Biofactors. 2012 Jul-Aug;38(4):300-8. doi: 10.1002/biof.1022. Epub 2012 Jun 2.
This study examined the effects of fargesin, a neolignan isolated from Magnolia plants, on obesity and insulin resistance and the possible mechanisms involved in these effects in 3T3-L1 adipocytes and high-fat diet (HFD)-induced obese mice. Fargesin promoted the glucose uptake in 3T3-L1 adipocytes. In HFD-induced obese mice, fargesin decreased the body weight gain, white adipose tissue (WAT), and plasma triglyceride, non-esterified fatty acid and glucose levels, and improved the glucose tolerance. Fargesin increased glucose transporter 4 (GLUT4) protein expression and phosphorylation of Akt, AMP-activated protein kinase (AMPK), and acetyl-CoA carboxylase (ACC) in both 3T3-L1 adipocytes and WAT of HFD-induced obese mice. Fargesin also decreased the mRNA expression levels of fatty acid oxidation-related genes, such as peroxisome proliferator-activated receptor α (PPARα), carnitine palmitoyltransferase-1 (CPT-1), uncoupling protein-2 (UCP-2) and leptin in WAT. Taken together, the present findings suggest that fargesin improves dyslipidemia and hyperglycemia by activating Akt and AMPK in WAT.

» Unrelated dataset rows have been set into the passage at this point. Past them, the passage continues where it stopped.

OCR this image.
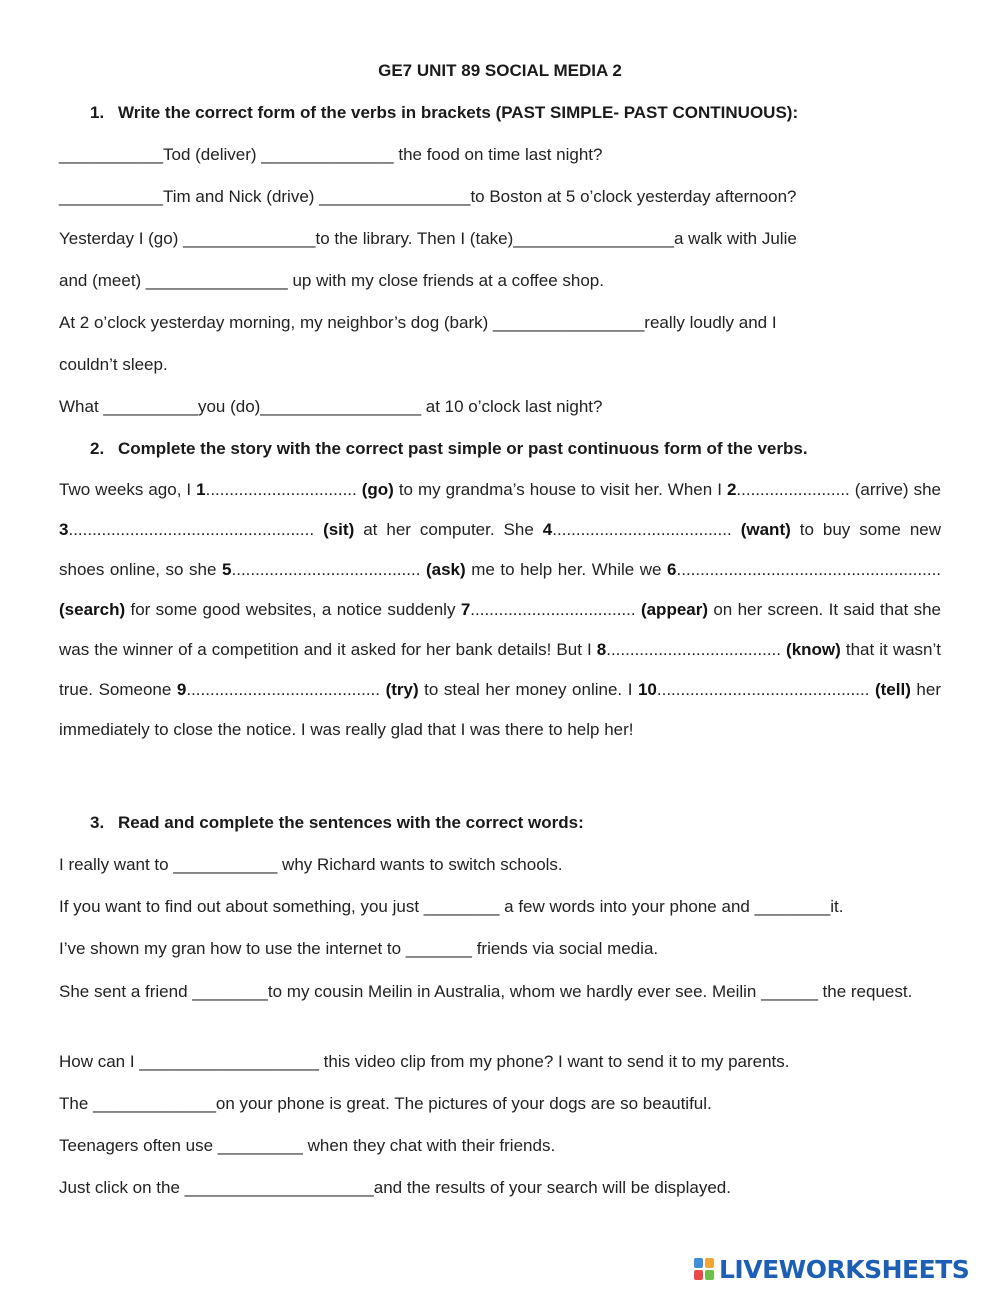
GE7 UNIT 89 SOCIAL MEDIA 2
1. Write the correct form of the verbs in brackets (PAST SIMPLE- PAST CONTINUOUS):
___________Tod (deliver) ______________ the food on time last night?
___________Tim and Nick (drive) ________________to Boston at 5 o’clock yesterday afternoon?
Yesterday I (go) ______________to the library. Then I (take)_________________a walk with Julie
and (meet) _______________ up with my close friends at a coffee shop.
At 2 o’clock yesterday morning, my neighbor’s dog (bark) ________________really loudly and I
couldn’t sleep.
What __________you (do)_________________ at 10 o’clock last night?
2. Complete the story with the correct past simple or past continuous form of the verbs.
Two weeks ago, I 1................................ (go) to my grandma’s house to visit her. When I 2........................ (arrive) she 3.................................................... (sit) at her computer. She 4...................................... (want) to buy some new shoes online, so she 5........................................ (ask) me to help her. While we 6........................................................ (search) for some good websites, a notice suddenly 7................................... (appear) on her screen. It said that she was the winner of a competition and it asked for her bank details! But I 8..................................... (know) that it wasn’t true. Someone 9......................................... (try) to steal her money online. I 10............................................. (tell) her immediately to close the notice. I was really glad that I was there to help her!
3. Read and complete the sentences with the correct words:
I really want to ___________ why Richard wants to switch schools.
If you want to find out about something, you just ________ a few words into your phone and ________it.
I’ve shown my gran how to use the internet to _______ friends via social media.
She sent a friend ________to my cousin Meilin in Australia, whom we hardly ever see. Meilin ______ the request.
How can I ___________________ this video clip from my phone? I want to send it to my parents.
The _____________on your phone is great. The pictures of your dogs are so beautiful.
Teenagers often use _________ when they chat with their friends.
Just click on the ____________________and the results of your search will be displayed.
LIVEWORKSHEETS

本研究探讨了从木兰属植物中分离得到的新木脂素法呢醇对肥胖和胰岛素抵抗的影响,以及其在 3T3-L1 脂肪细胞和高脂饮食(HFD)诱导肥胖小鼠中产生这些作用的可能机制。法呢醇可促进 3T3-L1 脂肪细胞的葡萄糖摄取。在 HFD 诱导的肥胖小鼠中,法呢醇可降低体重增加、白色脂肪组织(WAT)和血浆甘油三酯、非酯化脂肪酸和葡萄糖水平,并改善葡萄糖耐量。法呢醇可增加 3T3-L1 脂肪细胞和 HFD 诱导肥胖小鼠 WAT 中的葡萄糖转运蛋白 4(GLUT4)蛋白表达以及 Akt、AMP 激活的蛋白激酶(AMPK)和乙酰辅酶 A 羧化酶(ACC)的磷酸化。法呢醇还可降低 WAT 中脂肪酸氧化相关基因的 mRNA 表达水平,如过氧化物酶体增殖物激活受体 α(PPARα)、肉碱棕榈酰转移酶-1(CPT-1)、解偶联蛋白-2(UCP-2)和瘦素。综上所述,本研究结果表明,法呢醇通过激活 WAT 中的 Akt 和 AMPK 来改善血脂异常和高血糖。